Do you think children need to be taught about life and the world’s ways, or do you think they learn as they grow? 

It’s a mixture. We shouldn’t shield them from the world but rather be honest with them. Too much shielding leads to a “stuck in a bubble” mindset. This doesn’t serve them right in the long term but understanding the nuance of what is too much too soon is important.

Are there any rules that you have set for your daughter? 

Yep, we have a bunch of rules for her. But we also allow her to ask why they exist. With kids, they become more mindful of finding structure in their lives as they grow. We also allow her to break some rules. 

Varun says we often misconstrue equal to be exact reflections of duty for both parents when it comes to equal parenting

How important do you think is equal parenting? 

Equal parenting is the only way parenting should be. But i think we misconstrue equal to be exact reflections of duty for both parents. Equal as we see it is sharing the responsibilities of bringing up our daughter in a way that we both focus on what we can innately take care of, and take away what the other would instead not do while maintaining the core fundamental that the balance of tasks shouldn’t be heavily skewed towards one of us doing all the work. This nuance is essential.

As a parent, what are the things you handle when it comes to bringing up your daughter? 

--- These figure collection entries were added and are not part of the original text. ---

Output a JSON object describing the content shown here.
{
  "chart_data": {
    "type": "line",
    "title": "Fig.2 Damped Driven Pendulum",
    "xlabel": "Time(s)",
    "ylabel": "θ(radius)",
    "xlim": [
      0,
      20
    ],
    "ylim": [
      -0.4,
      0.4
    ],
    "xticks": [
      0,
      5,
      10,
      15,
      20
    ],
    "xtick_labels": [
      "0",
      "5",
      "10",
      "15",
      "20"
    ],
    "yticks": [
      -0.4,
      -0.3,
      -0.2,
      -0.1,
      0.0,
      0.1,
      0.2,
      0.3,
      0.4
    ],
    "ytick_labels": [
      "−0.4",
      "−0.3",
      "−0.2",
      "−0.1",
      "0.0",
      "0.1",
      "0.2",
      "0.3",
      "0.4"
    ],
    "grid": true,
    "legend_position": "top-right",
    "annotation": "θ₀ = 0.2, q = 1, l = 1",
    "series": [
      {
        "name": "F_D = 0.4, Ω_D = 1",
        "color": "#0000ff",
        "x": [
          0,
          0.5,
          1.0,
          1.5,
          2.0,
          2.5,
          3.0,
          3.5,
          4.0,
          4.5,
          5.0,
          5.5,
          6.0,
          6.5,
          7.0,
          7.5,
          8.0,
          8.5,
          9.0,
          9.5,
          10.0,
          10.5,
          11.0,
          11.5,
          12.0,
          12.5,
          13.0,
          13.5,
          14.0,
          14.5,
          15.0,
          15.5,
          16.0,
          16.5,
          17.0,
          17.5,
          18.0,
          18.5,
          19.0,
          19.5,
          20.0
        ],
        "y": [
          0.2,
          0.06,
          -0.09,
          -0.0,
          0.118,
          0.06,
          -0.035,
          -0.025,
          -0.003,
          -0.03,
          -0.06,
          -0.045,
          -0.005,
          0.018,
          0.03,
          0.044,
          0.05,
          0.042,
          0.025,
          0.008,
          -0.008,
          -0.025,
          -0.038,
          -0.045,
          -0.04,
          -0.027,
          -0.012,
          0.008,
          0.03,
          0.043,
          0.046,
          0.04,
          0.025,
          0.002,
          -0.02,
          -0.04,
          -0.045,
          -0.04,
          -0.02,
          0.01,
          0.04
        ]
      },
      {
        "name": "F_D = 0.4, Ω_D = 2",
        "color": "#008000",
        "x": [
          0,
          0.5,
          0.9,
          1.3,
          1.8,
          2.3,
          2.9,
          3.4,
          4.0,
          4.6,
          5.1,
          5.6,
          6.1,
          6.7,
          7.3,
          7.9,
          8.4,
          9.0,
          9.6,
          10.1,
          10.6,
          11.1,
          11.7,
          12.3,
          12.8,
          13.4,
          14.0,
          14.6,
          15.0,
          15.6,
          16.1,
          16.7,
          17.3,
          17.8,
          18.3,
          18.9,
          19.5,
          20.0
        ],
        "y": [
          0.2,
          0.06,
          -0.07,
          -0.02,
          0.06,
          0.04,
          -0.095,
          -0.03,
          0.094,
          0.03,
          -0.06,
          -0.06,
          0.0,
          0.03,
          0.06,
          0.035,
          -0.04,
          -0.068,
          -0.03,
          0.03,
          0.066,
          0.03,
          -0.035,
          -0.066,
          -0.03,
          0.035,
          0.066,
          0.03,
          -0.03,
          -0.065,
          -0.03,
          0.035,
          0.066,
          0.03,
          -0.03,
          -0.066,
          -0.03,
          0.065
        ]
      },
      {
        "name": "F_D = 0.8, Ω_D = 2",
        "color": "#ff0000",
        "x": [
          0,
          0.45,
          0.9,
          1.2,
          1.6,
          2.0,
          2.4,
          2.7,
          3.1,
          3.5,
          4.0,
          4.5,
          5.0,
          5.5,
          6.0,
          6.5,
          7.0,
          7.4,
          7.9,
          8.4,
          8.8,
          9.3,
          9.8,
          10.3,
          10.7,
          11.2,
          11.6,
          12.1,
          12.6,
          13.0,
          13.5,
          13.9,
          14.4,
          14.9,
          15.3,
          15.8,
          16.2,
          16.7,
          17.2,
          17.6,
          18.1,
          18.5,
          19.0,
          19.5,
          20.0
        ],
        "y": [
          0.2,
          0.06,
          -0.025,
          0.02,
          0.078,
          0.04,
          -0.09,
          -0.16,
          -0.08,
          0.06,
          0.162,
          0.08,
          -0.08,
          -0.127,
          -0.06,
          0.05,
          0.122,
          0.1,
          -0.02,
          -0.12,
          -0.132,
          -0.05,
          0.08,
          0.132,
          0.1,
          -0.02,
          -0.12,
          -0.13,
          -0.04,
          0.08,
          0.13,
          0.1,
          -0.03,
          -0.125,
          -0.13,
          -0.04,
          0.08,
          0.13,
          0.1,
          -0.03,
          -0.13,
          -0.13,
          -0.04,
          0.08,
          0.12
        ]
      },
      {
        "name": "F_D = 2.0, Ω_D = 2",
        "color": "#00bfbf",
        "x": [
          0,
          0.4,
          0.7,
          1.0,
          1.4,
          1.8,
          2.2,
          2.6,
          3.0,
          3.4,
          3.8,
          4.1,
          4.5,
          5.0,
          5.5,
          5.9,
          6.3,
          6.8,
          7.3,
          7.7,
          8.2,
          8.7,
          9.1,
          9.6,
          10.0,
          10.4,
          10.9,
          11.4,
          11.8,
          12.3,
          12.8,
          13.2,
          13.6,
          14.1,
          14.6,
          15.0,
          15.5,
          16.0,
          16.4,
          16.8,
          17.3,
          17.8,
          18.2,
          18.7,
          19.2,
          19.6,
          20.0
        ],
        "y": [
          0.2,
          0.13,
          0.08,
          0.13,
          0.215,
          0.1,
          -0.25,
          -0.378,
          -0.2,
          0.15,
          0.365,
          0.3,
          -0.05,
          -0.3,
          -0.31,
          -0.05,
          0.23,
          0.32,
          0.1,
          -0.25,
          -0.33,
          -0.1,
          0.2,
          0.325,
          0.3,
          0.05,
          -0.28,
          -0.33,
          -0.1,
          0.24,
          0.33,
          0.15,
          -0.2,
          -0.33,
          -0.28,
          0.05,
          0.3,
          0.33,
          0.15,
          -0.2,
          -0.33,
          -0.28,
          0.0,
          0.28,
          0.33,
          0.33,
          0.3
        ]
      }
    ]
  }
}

I wake her up and get her ready for school every morning ( my wife takes on from her breakfast), and we take turns dropping her at school. I’m more than happy to take on all poop-related duties & any nighttime needs ( which now she thankfully doesn’t wake up for). We share or try to do all activities together with her in everything else. 

“I want to enable my daughter to be a true global citizen” – Varun Duggirala

Usually, moms are the bad cop when it comes to disciplining kids. What’s the scene with you? Are you the good cop or the bad cop when it comes to your daughter? 

I don’t think we have an excellent cop-bad cop mentality, but we both have ways to deal with her when she needs a sterner voice. I’m, at most times, the silly one but also the one who can be very tough on her when she needs it ( my wife is a lot more balanced). But I believe showing that human beings look and behave differently basis one’s actions is critical for a child to know and understand.

What is the one thing you disliked or liked from your childhood and don’t want or would love your daughter to experience?

I had a lovely childhood. My parents had me young and gave me all the exposure to how the world is that they could. I’d want to extend that further and enable my daughter to be a true global citizen with a broad understanding of how it flows and functions.